Maybe if I was the type of person to knock on the front door of my downstairs neighbors when I first moved in I'd feel differently about them, but 6 months later I don't like them very much. There is definitely an imaginative benefit to never knowing the people you live between (upstairs and downstairs neighbors). Everything from the insides of their apartment, what they look like, what they are interested in, what they might talk about - it is all up in the air for your mind to decide and depict when you try to imagine what could possibly be going on when you hear them through the floor or ceiling.

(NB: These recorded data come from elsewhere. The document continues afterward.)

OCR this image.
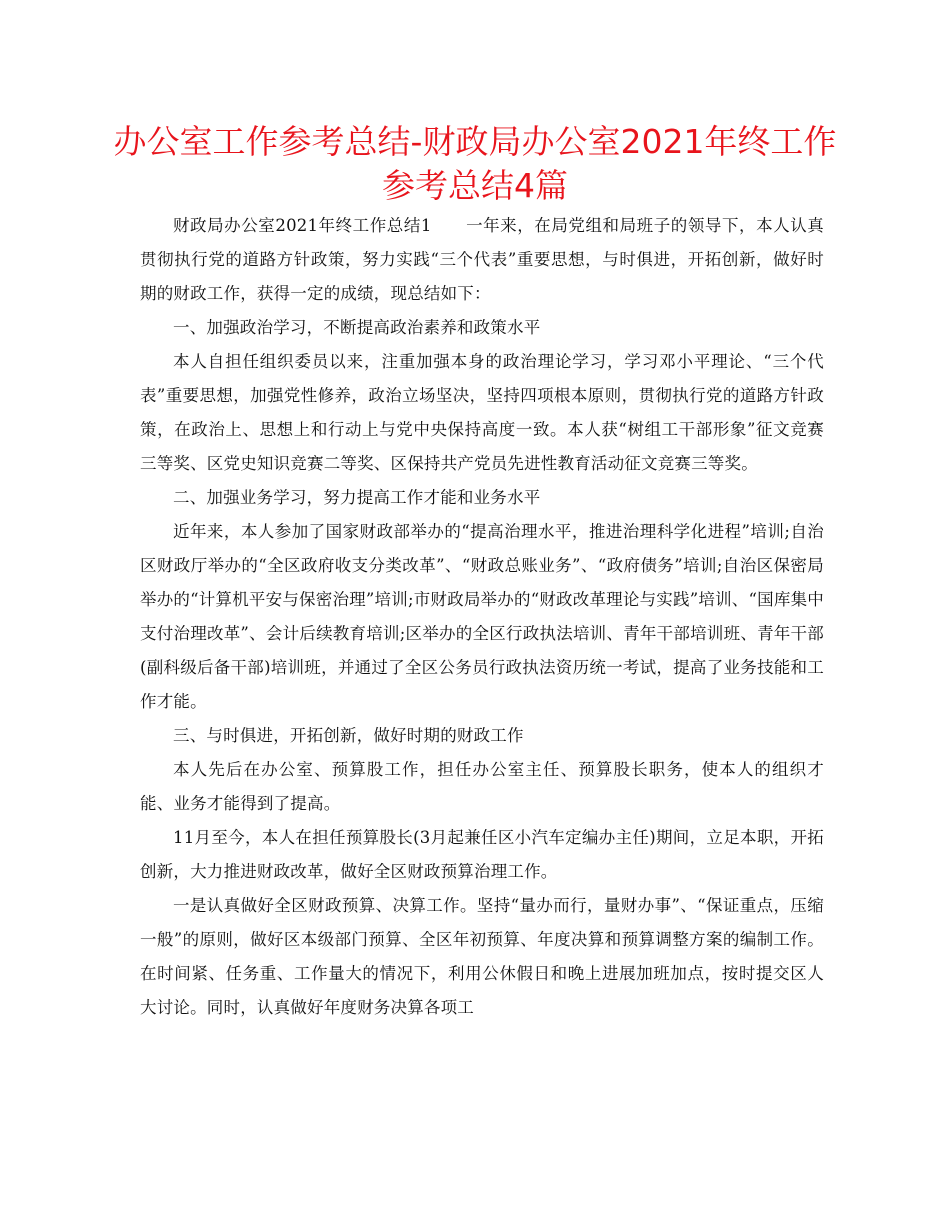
办公室工作参考总结-财政局办公室2021年终工作参考总结4篇

财政局办公室2021年终工作总结1　　一年来，在局党组和局班子的领导下，本人认真贯彻执行党的道路方针政策，努力实践“三个代表”重要思想，与时俱进，开拓创新，做好时期的财政工作，获得一定的成绩，现总结如下：

一、加强政治学习，不断提高政治素养和政策水平

本人自担任组织委员以来，注重加强本身的政治理论学习，学习邓小平理论、“三个代表”重要思想，加强党性修养，政治立场坚决，坚持四项根本原则，贯彻执行党的道路方针政策，在政治上、思想上和行动上与党中央保持高度一致。本人获“树组工干部形象”征文竞赛三等奖、区党史知识竞赛二等奖、区保持共产党员先进性教育活动征文竞赛三等奖。

二、加强业务学习，努力提高工作才能和业务水平

近年来，本人参加了国家财政部举办的“提高治理水平，推进治理科学化进程”培训;自治区财政厅举办的“全区政府收支分类改革”、“财政总账业务”、“政府债务”培训;自治区保密局举办的“计算机平安与保密治理”培训;市财政局举办的“财政改革理论与实践”培训、“国库集中支付治理改革”、会计后续教育培训;区举办的全区行政执法培训、青年干部培训班、青年干部(副科级后备干部)培训班，并通过了全区公务员行政执法资历统一考试，提高了业务技能和工作才能。

三、与时俱进，开拓创新，做好时期的财政工作

本人先后在办公室、预算股工作，担任办公室主任、预算股长职务，使本人的组织才能、业务才能得到了提高。

11月至今，本人在担任预算股长(3月起兼任区小汽车定编办主任)期间，立足本职，开拓创新，大力推进财政改革，做好全区财政预算治理工作。

一是认真做好全区财政预算、决算工作。坚持“量办而行，量财办事”、“保证重点，压缩一般”的原则，做好区本级部门预算、全区年初预算、年度决算和预算调整方案的编制工作。在时间紧、任务重、工作量大的情况下，利用公休假日和晚上进展加班加点，按时提交区人大讨论。同时，认真做好年度财务决算各项工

Until the end of December, no one lived above us. Our downstairs neighbors were our only problem. They were consistently annoying but at least once a week they would, and still do, have music playing with a bass so loud that not only can you figure out what song it is by vibration alone, but it is like your floor has become a massage chair because then entire floor of the apartment is vibrating. It is especially frustrating when trying to get work done or watching a television show - hearing a bass pulsating the whole time.

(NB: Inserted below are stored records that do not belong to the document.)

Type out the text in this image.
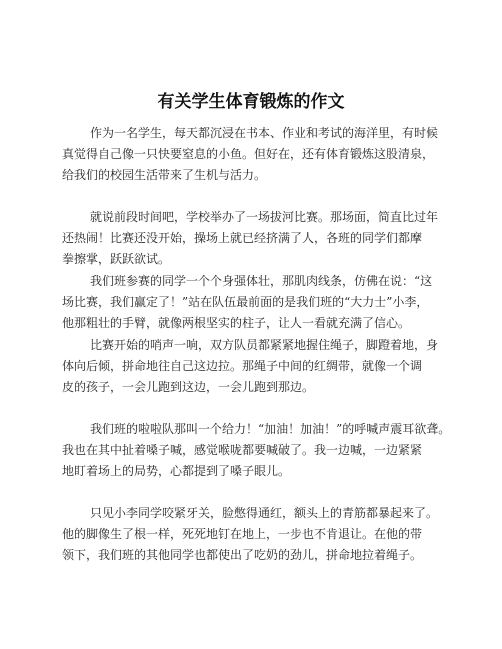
有关学生体育锻炼的作文
作为一名学生，每天都沉浸在书本、作业和考试的海洋里，有时候
真觉得自己像一只快要窒息的小鱼。但好在，还有体育锻炼这股清泉，
给我们的校园生活带来了生机与活力。
就说前段时间吧，学校举办了一场拔河比赛。那场面，简直比过年
还热闹！比赛还没开始，操场上就已经挤满了人，各班的同学们都摩
拳擦掌，跃跃欲试。
我们班参赛的同学一个个身强体壮，那肌肉线条，仿佛在说：“这
场比赛，我们赢定了！”站在队伍最前面的是我们班的“大力士”小李，
他那粗壮的手臂，就像两根坚实的柱子，让人一看就充满了信心。
比赛开始的哨声一响，双方队员都紧紧地握住绳子，脚蹬着地，身
体向后倾，拼命地往自己这边拉。那绳子中间的红绸带，就像一个调
皮的孩子，一会儿跑到这边，一会儿跑到那边。
我们班的啦啦队那叫一个给力！“加油！加油！”的呼喊声震耳欲聋。
我也在其中扯着嗓子喊，感觉喉咙都要喊破了。我一边喊，一边紧紧
地盯着场上的局势，心都提到了嗓子眼儿。
只见小李同学咬紧牙关，脸憋得通红，额头上的青筋都暴起来了。
他的脚像生了根一样，死死地钉在地上，一步也不肯退让。在他的带
领下，我们班的其他同学也都使出了吃奶的劲儿，拼命地拉着绳子。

December came and we added friends to the north. And by friends I do not mean friends. Again, had we gotten to meet, noises from above might be tolerable or I would feel comfortable enough to say something. Instead, a distaste for them has been growing for the past month. Ever since they moved in it has sounded like they have been building something. There is always reptetitious banging as if they are building an addition to their 4th floor apartment.

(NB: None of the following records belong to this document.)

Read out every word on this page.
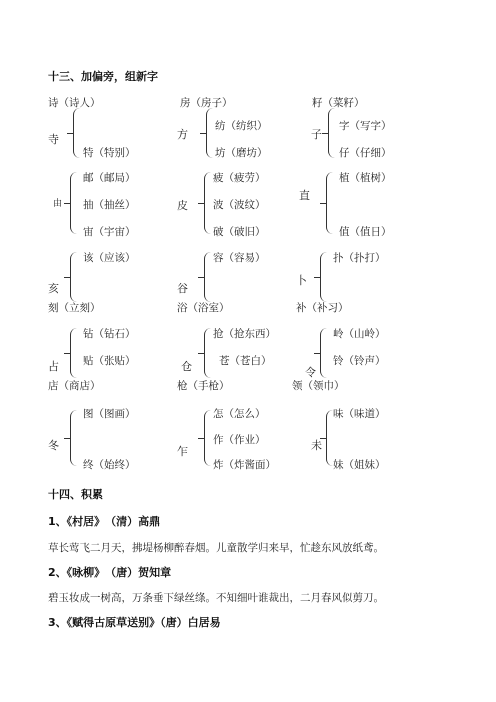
十三、加偏旁，组新字
诗（诗人）
寺
特（特别）
房（房子）
方
纺（纺织）
坊（磨坊）
籽（菜籽）
子
字（写字）
仔（仔细）
由
邮（邮局）
抽（抽丝）
宙（宇宙）
皮
疲（疲劳）
波（波纹）
破（破旧）
直
植（植树）
值（值日）
该（应该）
亥
刻（立刻）
容（容易）
谷
浴（浴室）
扑（扑打）
卜
补（补习）
钻（钻石）
贴（张贴）
占
店（商店）
抢（抢东西）
苍（苍白）
仓
枪（手枪）
岭（山岭）
铃（铃声）
令
领（领巾）
图（图画）
冬
终（始终）
乍
怎（怎么）
作（作业）
炸（炸酱面）
未
味（味道）
妹（姐妹）
十四、积累
1、《村居》　（清）高鼎
草长莺飞二月天，拂堤杨柳醉春烟。儿童散学归来早，忙趁东风放纸鸢。
2、《咏柳》　（唐）贺知章
碧玉妆成一树高，万条垂下绿丝绦。不知细叶谁裁出，二月春风似剪刀。
3、《赋得古原草送别》（唐）白居易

Every so often there comes a loud bang or rolling that sounds like either someone is just jumping off stuff or bowling in their hallway. What is more frustrating is that despite the constant bangs and booms that occur, we have never complained. Tonight, however, when I was playing my acoustic guitar in my room the man in the bedroom above mine starts stomping on the floor as if to say 'shut up'. Excuse me, but I am allowed to play my guitar. I am not playing the electric guitar, I am not playing at a loud volume. You could argue, well it is a school night - maybe he is trying to sleep. Yeah I thought that for a bit, but it is now an hour later and I can still hear him walking around (every foot step up there sounds like there are giants walking around). So apparently it was not that my guitar playing was disrupting his sleep, but that he just did not want to hear me. Tough, man. Unless you expect me to walk around in silence for another few months, you better build up a tolerance level because an acoustic guitar is not terribly loud.

Needless to say, the chance of befriending our neighbors to the north went out the window tonight. Sheesh. Sorry for being so cranky, but if your banging is going to be loud enough to interrupt things and, on occasion, wake me up and I never complain, then stomping on the floor when you hear me is inexcusable.